Wearing a little leather cap and held tightly
between my upper arms, the eagle was as if
asleep: it was like holding a baby swaddled
in razor wire, although size and the caution
accorded to the useless wing made the experience
for me a very Pietà kind of thing. God, won’t you
pay attention? When a raptor has been injured
so it can no longer survive in the wild we call
that condition educational, which doesn’t mean
it’s tame. […]

I love the sort of double voice, the one speaking to, and totally not speaking to, the class of children. This poem moves, in its form on the page, very like someone speaking — line breaks such as, “Think / before you speak” which emphasizes the think, and the unseen but certainly there head-nod with the word good in, “It’s good / to think of music as having a function,” and the enjambment of the thought, “There is the small glee we feel in the presence / of elegant machinery,” which is the pause of a momentary searching with the tongue behind the teeth for the right word, of elegant machinery.

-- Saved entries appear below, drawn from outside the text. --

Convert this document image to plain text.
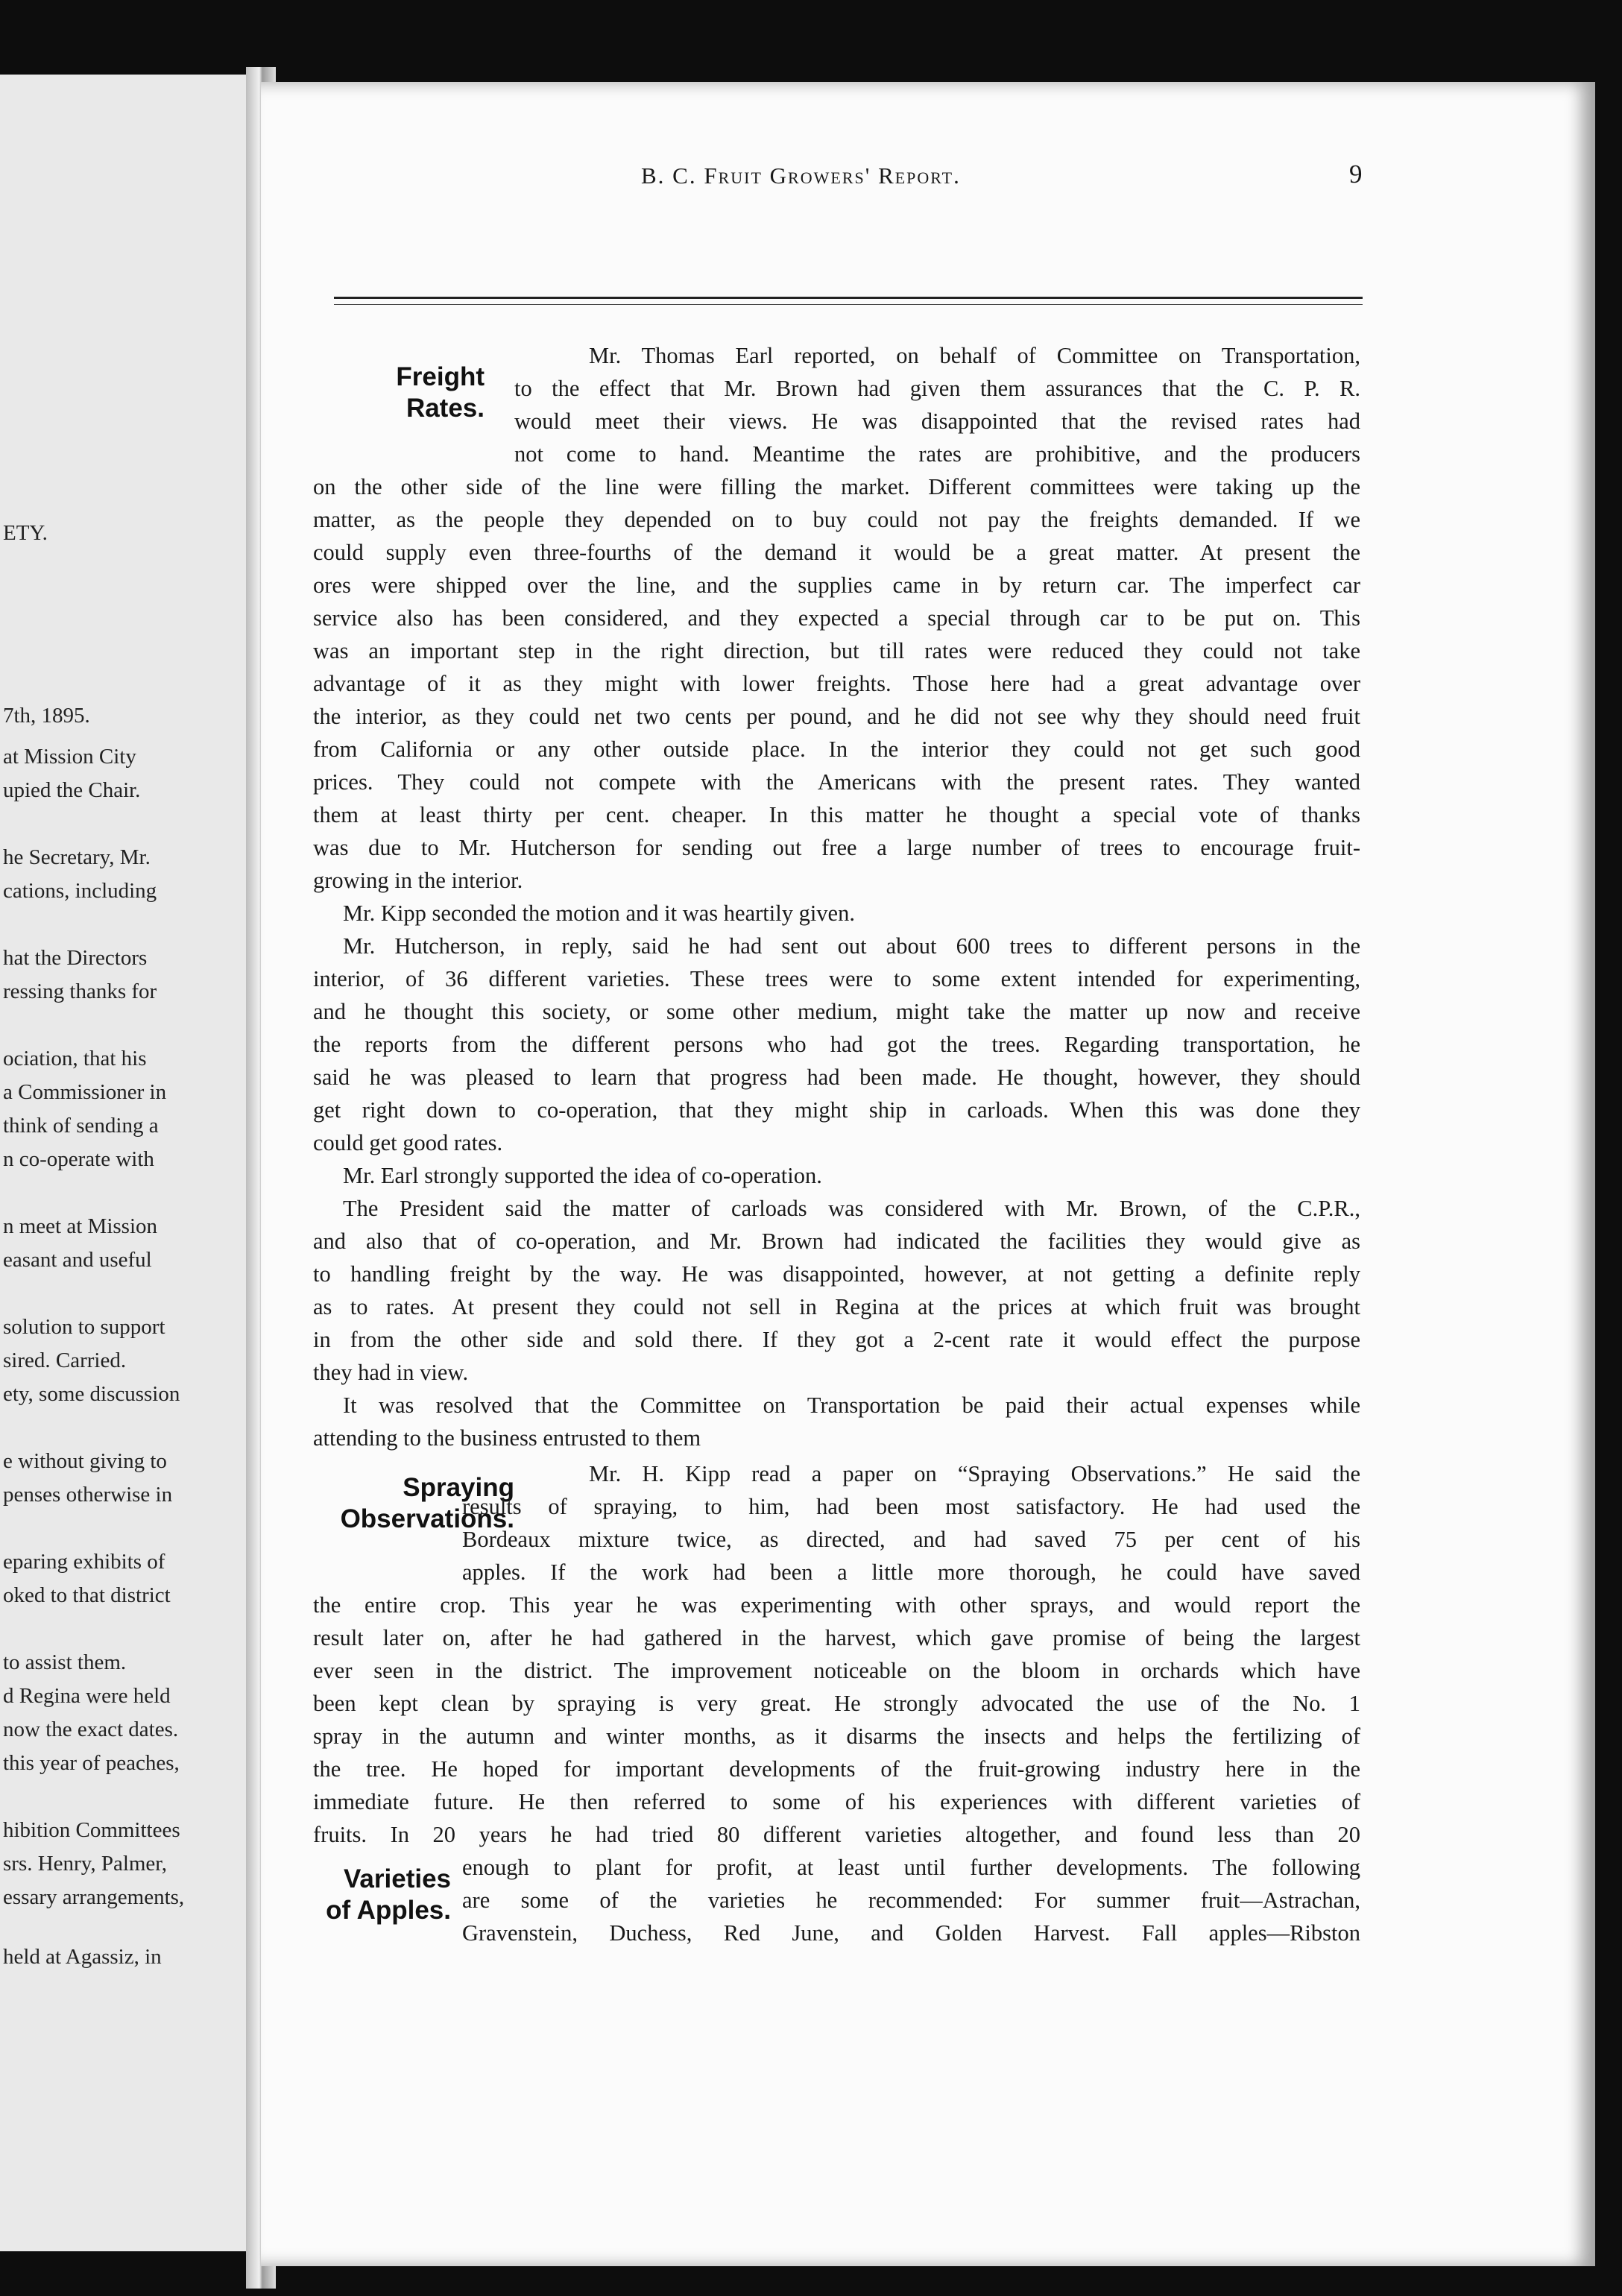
ETY.
7th, 1895.
at Mission City
upied the Chair.
he Secretary, Mr.
cations, including
hat the Directors
ressing thanks for
ociation, that his
a Commissioner in
think of sending a
n co-operate with
n meet at Mission
easant and useful
solution to support
sired. Carried.
ety, some discussion
e without giving to
penses otherwise in
eparing exhibits of
oked to that district
to assist them.
d Regina were held
now the exact dates.
this year of peaches,
hibition Committees
srs. Henry, Palmer,
essary arrangements,
held at Agassiz, in
B. C. Fruit Growers' Report.	9
Freight
Rates.
Spraying
Observations.
Varieties
of Apples.
Mr. Thomas Earl reported, on behalf of Committee on Transportation,
to the effect that Mr. Brown had given them assurances that the C. P. R.
would meet their views. He was disappointed that the revised rates had
not come to hand. Meantime the rates are prohibitive, and the producers
on the other side of the line were filling the market. Different committees were taking up the
matter, as the people they depended on to buy could not pay the freights demanded. If we
could supply even three-fourths of the demand it would be a great matter. At present the
ores were shipped over the line, and the supplies came in by return car. The imperfect car
service also has been considered, and they expected a special through car to be put on. This
was an important step in the right direction, but till rates were reduced they could not take
advantage of it as they might with lower freights. Those here had a great advantage over
the interior, as they could net two cents per pound, and he did not see why they should need fruit
from California or any other outside place. In the interior they could not get such good
prices. They could not compete with the Americans with the present rates. They wanted
them at least thirty per cent. cheaper. In this matter he thought a special vote of thanks
was due to Mr. Hutcherson for sending out free a large number of trees to encourage fruit-
growing in the interior.
Mr. Kipp seconded the motion and it was heartily given.
Mr. Hutcherson, in reply, said he had sent out about 600 trees to different persons in the
interior, of 36 different varieties. These trees were to some extent intended for experimenting,
and he thought this society, or some other medium, might take the matter up now and receive
the reports from the different persons who had got the trees. Regarding transportation, he
said he was pleased to learn that progress had been made. He thought, however, they should
get right down to co-operation, that they might ship in carloads. When this was done they
could get good rates.
Mr. Earl strongly supported the idea of co-operation.
The President said the matter of carloads was considered with Mr. Brown, of the C.P.R.,
and also that of co-operation, and Mr. Brown had indicated the facilities they would give as
to handling freight by the way. He was disappointed, however, at not getting a definite reply
as to rates. At present they could not sell in Regina at the prices at which fruit was brought
in from the other side and sold there. If they got a 2-cent rate it would effect the purpose
they had in view.
It was resolved that the Committee on Transportation be paid their actual expenses while
attending to the business entrusted to them
Mr. H. Kipp read a paper on “Spraying Observations.” He said the
results of spraying, to him, had been most satisfactory. He had used the
Bordeaux mixture twice, as directed, and had saved 75 per cent of his
apples. If the work had been a little more thorough, he could have saved
the entire crop. This year he was experimenting with other sprays, and would report the
result later on, after he had gathered in the harvest, which gave promise of being the largest
ever seen in the district. The improvement noticeable on the bloom in orchards which have
been kept clean by spraying is very great. He strongly advocated the use of the No. 1
spray in the autumn and winter months, as it disarms the insects and helps the fertilizing of
the tree. He hoped for important developments of the fruit-growing industry here in the
immediate future. He then referred to some of his experiences with different varieties of
fruits. In 20 years he had tried 80 different varieties altogether, and found less than 20
enough to plant for profit, at least until further developments. The following
are some of the varieties he recommended: For summer fruit—Astrachan,
Gravenstein, Duchess, Red June, and Golden Harvest. Fall apples—Ribston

And I love the way the question mark in the following line brings the end of the sentence into an unexpected moment of connection with the speaker, the sort of embarassed shrug gesture of the question mark,

[…] The similarities
between Ren Faires and wildlife rehabilitation
are more than a shared love of leather gauntlets
and Elizabethan terminology, and some of these birds
are named for Tolkein’s elves, which is kind of
embarassing? […]

Another thread running through the poem is song. The poem opens with an epigram, “Birds of prey have no song” (James Richardson) then mentions the eagle’s voice as “sampled / from Metal Machine Music, an album that can / drive roaches out of your apartment.” Then later Schoenberg and Ornette Coleman. The last line of the poem is “Expand your definition of song. Avoid aphorism.” One of the themes through many of these poems is addressing what is known about birds of prey (references to medieval falconry books, other facts), what one is tempted to think about birds of prey, what they’re really like to be around, but all that coupled with these amazing descriptions (like the baby swaddled in razor wire above) that are vivid but not pushing anthropomorphization (“baby” notwithstanding).  “The Work” and other poems in the collection are animal poems all on the side of the human observer, with a clear feel of the distance between, and the awe that brings the two closer, but doesn’t bridge.